A new fee, a $100 charge for undergrads and $50 for graduate students is proposed "to support facilities and ongoing operations and programmatic services for athletics,” according to the memo.
Graduate students will be able to opt out of the plan, which provides free admission to UA sporting events, excluding men’s basketball. Undergrads will not have an opt-out option and will also not have football tickets covered.
The health and recreation fee paid by students will increase nearly 50 percent, from $300 to $425, while the IT/library fee will increase $55, to $535. The student services fee will more than double, from $70 to $150.
Combined with the increase in tuition, new students enrolling for the 2017-18 school year can expect to pay $458 more than this year’s rates for residents and $690 more for non-residents, according to the university.
Current resident undergraduate students who are not in the guarantee program will see an increase of $452 from last year, with a $658 increase for non-residents.
Resident grad students will experience a $414 increase, while non-residents will see a $612 jump. Grad students will now be eligible for the tuition rate guarantee for the first time, which was one goal of student leaders who took part in the discussions with university officials.
“Student priorities included expanding predictability for students by including graduate students in a guarantee for mandatory fees and, when setting the guaranteed tuition and fees for incoming students, keeping the tuition increase as low as possible to counter the impact of increases to mandatory fees,” said the memo.

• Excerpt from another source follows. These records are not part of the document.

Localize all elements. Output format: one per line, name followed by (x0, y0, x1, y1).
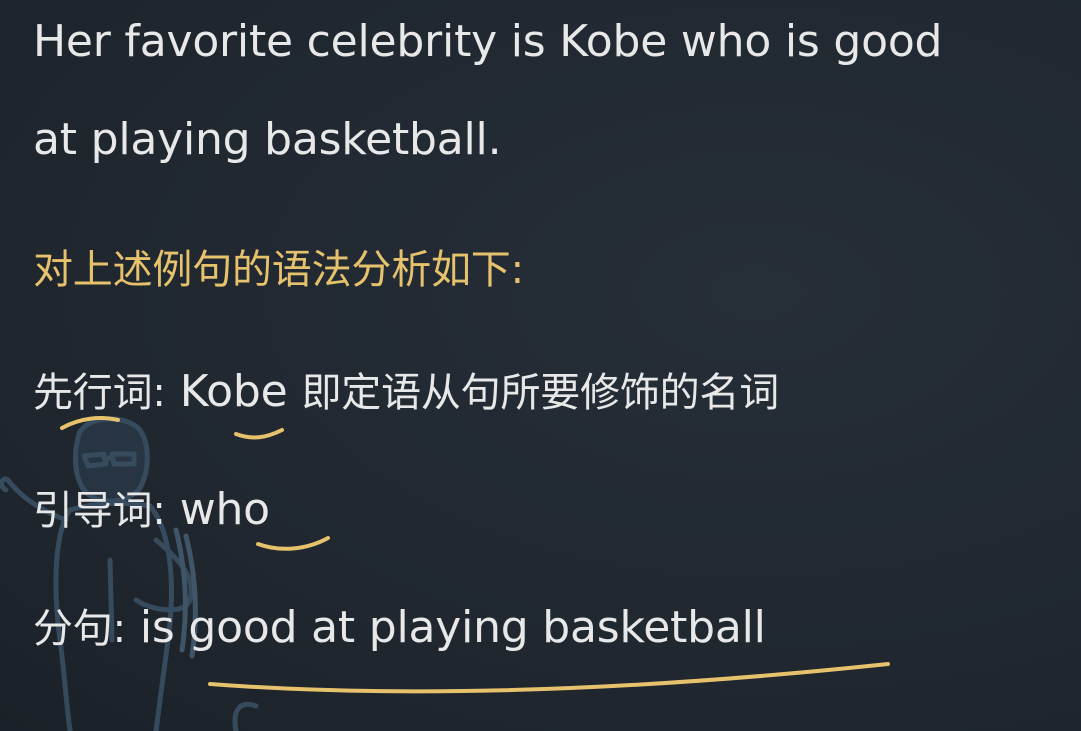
analysis-heading: 对上述例句的语法分析如下: (33, 247, 524, 293)
teacher-figure-illustration (0, 416, 259, 731)
lesson-slide: Her favorite celebrity is Kobe who is go… (0, 0, 1081, 731)
relative-pronoun-label: 引导词: (33, 488, 166, 534)
antecedent-description: 即定语从句所要修饰的名词 (301, 370, 780, 416)
antecedent-row: 先行词: Kobe 即定语从句所要修饰的名词 (33, 364, 779, 421)
clause-label: 分句: (33, 606, 126, 652)
clause-underline (208, 662, 890, 694)
antecedent-label: 先行词: (33, 370, 166, 416)
clause-row: 分句: is good at playing basketball (33, 600, 766, 657)
who-underline (256, 536, 330, 551)
antecedent-word: Kobe (179, 366, 288, 417)
example-sentence-line-1: Her favorite celebrity is Kobe who is go… (33, 16, 943, 67)
relative-pronoun-row: 引导词: who (33, 482, 270, 539)
relative-pronoun-word: who (179, 484, 270, 535)
clause-text: is good at playing basketball (139, 602, 766, 653)
example-sentence-line-2: at playing basketball. (33, 114, 502, 165)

The announced plan for increases comes just days after the non-profit Consumer Federation of America research organization announced that “as of the end of 2016, 42.4 million Americans owed $1.3 trillion in federal student loans.
"These figures exclude borrowing through private student loans, credit cards and home equity loans to finance the growing costs of college,” said the organization's report.

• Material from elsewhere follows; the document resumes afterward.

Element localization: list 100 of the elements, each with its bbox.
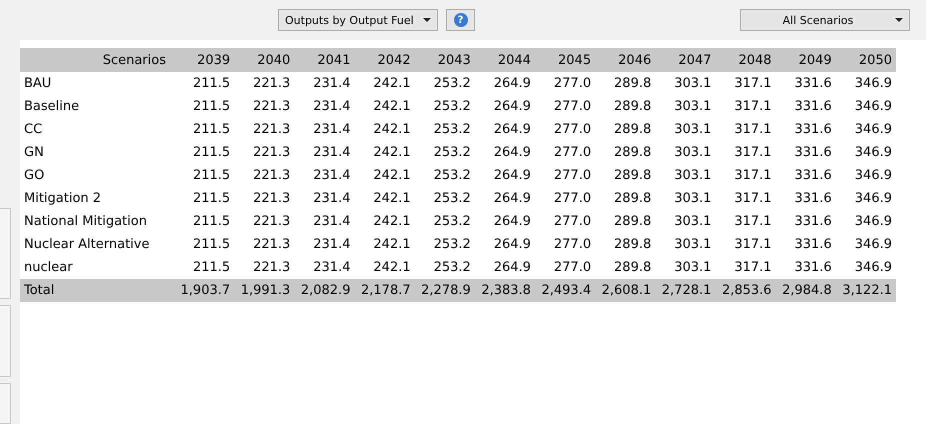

According to the report, the average amount owed per federal student loan borrower is more than $30,000.
More than 1 million borrowers defaulted in 2016.
All of the UA fee increases are to support the university’s “Bear Down Student Services District,” a multi-faceted student success hub that stretches across the Main Library, Bear Down Gym, the Science-Engineering Library and the Integrated Learning Center.

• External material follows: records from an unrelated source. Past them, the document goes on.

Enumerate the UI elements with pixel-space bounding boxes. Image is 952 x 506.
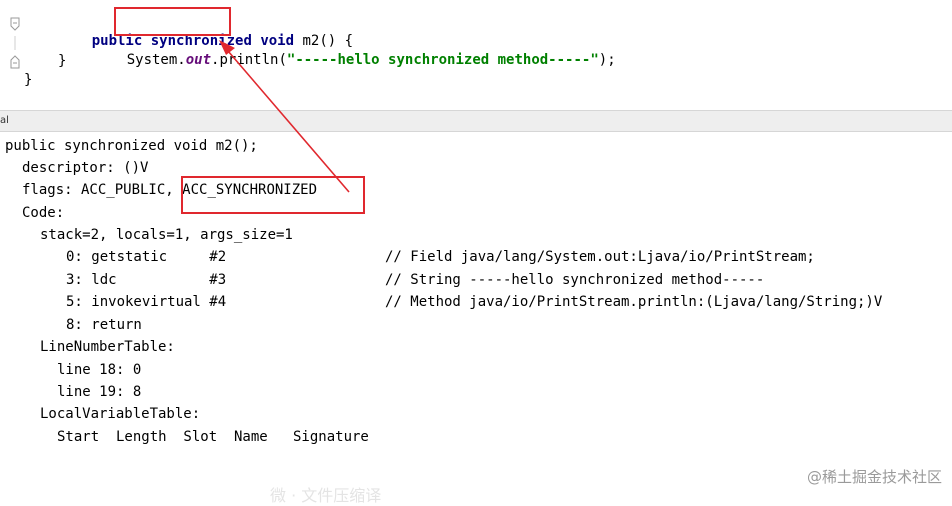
line-number-entry: line 19: 8	[57, 384, 142, 400]
watermark: @稀土掘金技术社区	[806, 468, 942, 486]
fold-end-icon[interactable]	[10, 55, 20, 69]
println-call: .println(	[211, 52, 287, 68]
instruction-op: 5: invokevirtual #4	[66, 294, 227, 310]
bytecode-output: public synchronized void m2(); descripto…	[0, 133, 952, 493]
instruction-op: 8: return	[66, 317, 142, 333]
background-faint-text: 微 · 文件压缩译	[270, 486, 382, 505]
instruction-comment: // Field java/lang/System.out:Ljava/io/P…	[385, 249, 815, 265]
panel-divider[interactable]: al	[0, 110, 952, 132]
synchronized-highlight-box	[114, 7, 231, 36]
instruction-comment: // Method java/io/PrintStream.println:(L…	[385, 294, 883, 310]
instruction-op: 0: getstatic #2	[66, 249, 227, 265]
system-class: System.	[126, 52, 186, 68]
stack-line: stack=2, locals=1, args_size=1	[40, 227, 293, 243]
instruction-op: 3: ldc #3	[66, 272, 227, 288]
string-literal: "-----hello synchronized method-----"	[286, 52, 599, 68]
code-line-close-method: }	[58, 53, 67, 69]
descriptor-line: descriptor: ()V	[22, 160, 149, 176]
line-number-table-label: LineNumberTable:	[40, 339, 175, 355]
line-number-entry: line 18: 0	[57, 362, 142, 378]
statement-end: );	[598, 52, 616, 68]
local-variable-table-label: LocalVariableTable:	[40, 406, 201, 422]
acc-synchronized-highlight-box	[181, 176, 365, 214]
code-label: Code:	[22, 205, 65, 221]
method-signature: public synchronized void m2();	[5, 138, 258, 154]
panel-label: al	[0, 115, 9, 126]
instruction-comment: // String -----hello synchronized method…	[385, 272, 765, 288]
code-line-close-class: }	[24, 72, 33, 88]
fold-marker-icon[interactable]	[10, 17, 20, 31]
flags-prefix: flags: ACC_PUBLIC,	[22, 182, 183, 198]
code-line-println: System.out.println("-----hello synchroni…	[93, 33, 616, 87]
fold-guide-icon	[10, 36, 20, 50]
code-editor[interactable]: public synchronized void m2() { System.o…	[0, 0, 952, 110]
out-field: out	[185, 52, 212, 68]
lvt-header: Start Length Slot Name Signature	[57, 429, 369, 445]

“The District integrates academics, support services, research, engagement, recreation, wellness and a host of other factors that influence student success,” according to the board. “In building this unique national model for student success and cross-campus partnership, the District is not just an inventive approach to redevelop and re-imagine the campus core; it also points the way forward for university libraries as those institutions redefine their roles on campuses across the country.”
If the new student fees are passed, this would translate to a more than $10 million increase in funding for the District annually after four years, based on 2015 enrollment figures.
Students will also be providing millions each year for the university’s athletic facilities, many of which have housed and/or been named after famous professionals from across the sporting spectrum.
The increases will not affect the approximately 92 percent of current UA students enrolled in the tuition guarantee plan.
“We are proud that this plan promises zero tuition and fees increases to current students enrolled in the tuition guarantee for the duration of their four years and that it also extends that 0-percent increase guarantee in both tuition and fees to all incoming resident and non-resident undergraduate students at the new rate,” Hart wrote.
The regents have set a public meeting for Tuesday, March 28, from 5-7 p.m. in the Education building, Room 102, to discuss tuition and fee rates from all three state universities.
Public comment will be available on a first-come, first-serve basis.
The university presidents will then present their proposals during a tuition workshop from 10 a.m. to 2 p.m. on Thursday, March 30.
The regents are then expected to set tuition and fees on April 6.
To submit a comment to the regents, e-mail the board at firstname.lastname@example.org, by mail at 2020 N. Central Ave., Suite 230, Phoenix, AZ 85004, or by fax at (602)229-2555.
Comments received prior to April 3 at 5 p.m. will be shared with the regents before a decision is made.